About My Internship
By Bowen L.
As I mentioned in the last blog, my internship over the summer was a research project that mainly targets community-level and personal exposure to air and noise pollution in Chengdu, China in this summer. In this blog, I am going to describe my activities for this internship.
There were two primary studies in this project: the stationary community study and the mobile commute study. In the community study, we selected four sites within the inner ring and four sites on the outer ring of Chengdu city as our measurement sites. Based on our discussions and findings, people who live or spend a lot of time at these sites were susceptible to be exposed to heavy air and noise pollution because of either the heavy traffic, road construction, or the presence of other aerosol producers there. Also, on the roof of CDC office building, we set up a bulky community air monitor to collect long-time measurements.
In the mobile commute study, we had three pre-determined routes that represented high, medium, and low personal exposure to air and noise pollution. We made measurements while we traveled on these routes by different transportation means. We also had a Bus Rapid Transit (BRT) route added for investigating people’s exposure on the newly constructed transportation mode in this city. For both studies, we wanted to investigate the level of exposure by measuring the concentration of various aerosol components such as particular matter and black carbon. We also used other supplementary measurements, such as GPS and accelerator data, to help us plot a geographic exposure map.
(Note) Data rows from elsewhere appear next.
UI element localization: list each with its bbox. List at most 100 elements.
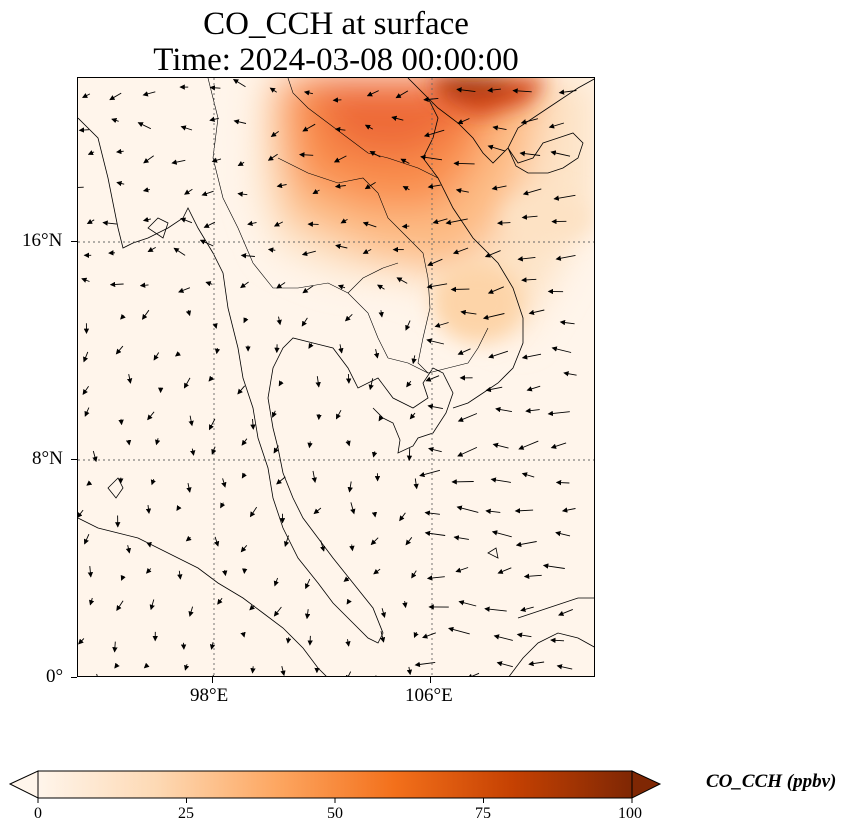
lat-tick-mark-16 (71, 241, 77, 242)
colorbar-tick-25: 25 (178, 805, 194, 822)
wind-arrow (237, 385, 246, 395)
wind-arrow (426, 283, 448, 290)
wind-arrow (78, 127, 90, 133)
wind-arrow (171, 159, 186, 165)
wind-arrow (493, 634, 513, 641)
wind-arrow (402, 186, 410, 191)
lat-tick-mark-8 (71, 459, 77, 460)
wind-arrow (188, 415, 194, 427)
wind-arrow (413, 478, 419, 490)
wind-arrow (542, 563, 565, 569)
wind-arrow (497, 220, 511, 226)
wind-arrow (283, 535, 290, 547)
wind-arrow (249, 604, 256, 611)
wind-arrow (456, 87, 476, 93)
wind-arrow (427, 183, 441, 190)
wind-arrow (402, 601, 408, 609)
wind-arrow (249, 506, 258, 518)
wind-arrow (87, 150, 95, 155)
wind-arrow (185, 535, 192, 542)
wind-arrow (111, 117, 119, 124)
wind-arrow (528, 660, 545, 667)
wind-arrow (147, 247, 156, 253)
wind-arrow (516, 632, 532, 638)
wind-arrow (276, 282, 286, 289)
wind-arrow (497, 567, 512, 574)
wind-arrow (521, 214, 538, 220)
wind-arrow (116, 148, 124, 155)
wind-arrow (490, 477, 511, 483)
wind-arrow (373, 349, 380, 359)
wind-arrow (555, 531, 571, 537)
colorbar-tick-100: 100 (618, 805, 642, 822)
wind-arrow (337, 284, 346, 290)
wind-arrow (273, 577, 279, 587)
wind-arrow (520, 118, 539, 125)
wind-arrow (240, 545, 248, 553)
wind-arrow (211, 157, 222, 163)
wind-arrow (453, 535, 469, 541)
wind-arrow (371, 451, 378, 458)
wind-arrow (153, 352, 160, 361)
wind-arrow (485, 386, 503, 393)
wind-arrow (125, 545, 132, 554)
wind-arrow (141, 309, 150, 320)
wind-arrow (176, 505, 182, 512)
wind-arrow (347, 481, 353, 493)
wind-arrow (370, 537, 379, 546)
wind-arrow (81, 277, 90, 283)
wind-arrow (492, 125, 507, 131)
wind-arrow (270, 131, 279, 138)
wind-arrow (267, 247, 276, 253)
wind-arrow (550, 150, 571, 157)
wind-arrow (423, 96, 439, 103)
wind-arrow (125, 439, 132, 446)
wind-arrow (305, 578, 311, 590)
wind-arrow (271, 410, 277, 418)
wind-arrow (519, 150, 541, 157)
wind-arrow (78, 638, 85, 645)
wind-arrow (345, 373, 352, 384)
wind-arrow (269, 87, 277, 93)
wind-arrow (521, 472, 535, 478)
wind-arrow (334, 183, 346, 189)
wind-arrow (426, 338, 445, 345)
lat-tick-0: 0° (46, 666, 64, 687)
colorbar-label: CO_CCH (ppbv) (706, 771, 837, 792)
wind-arrow (452, 247, 469, 255)
wind-arrow (178, 287, 191, 293)
wind-arrow (345, 439, 351, 447)
wind-arrow (485, 508, 501, 514)
wind-arrow (221, 478, 227, 488)
wind-arrow (364, 182, 376, 190)
wind-arrow (434, 322, 449, 328)
wind-arrow (378, 415, 384, 422)
wind-arrow (78, 186, 84, 188)
wind-arrow (445, 218, 468, 225)
wind-arrow (276, 182, 287, 189)
wind-arrow (145, 567, 152, 574)
wind-arrow (184, 663, 190, 671)
wind-arrow (399, 512, 406, 522)
wind-arrow (377, 284, 385, 290)
wind-arrow (487, 144, 506, 152)
wind-arrow (427, 258, 443, 267)
wind-arrow (186, 483, 192, 493)
wind-arrow (267, 153, 278, 161)
colorbar-extend-max (631, 770, 662, 799)
wind-arrow (315, 376, 321, 388)
wind-arrow (237, 191, 248, 197)
wind-arrow (307, 441, 313, 449)
wind-arrow (120, 574, 126, 581)
wind-arrow (401, 223, 410, 229)
wind-arrow (555, 254, 576, 261)
wind-arrow (333, 155, 347, 163)
wind-arrow (343, 576, 350, 582)
wind-arrow (109, 92, 122, 101)
wind-arrow (81, 93, 91, 98)
wind-arrow (448, 626, 470, 635)
wind-arrow (217, 597, 223, 605)
wind-arrow (520, 606, 534, 612)
wind-arrow (240, 281, 249, 289)
wind-arrow (455, 567, 469, 573)
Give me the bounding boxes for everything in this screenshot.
My routine daily work comprised field work and office time. Each day I went to the field, traveled on the route, took measurements, and then returned to the office to meet and upload our findings to the database. We usually did the field work first in the morning, but later we recognized the need to expand the time range of measurements. We had flexible field work and office hours in a day. I had a lot of challenges during the field work. For many days, the weather was quite hot and sometimes there were storms. Our work sometimes would be questioned and we’d be stopped by police officers and even citizens concerned that we might interfere the traffic. Each day, there was a long distance to travel by foot, bike, and automobile. Even though my field work was strenuous, I felt a sense of achievement. I believed it was worthy because someday the measurements would potentially help people to choose the best route for their commute.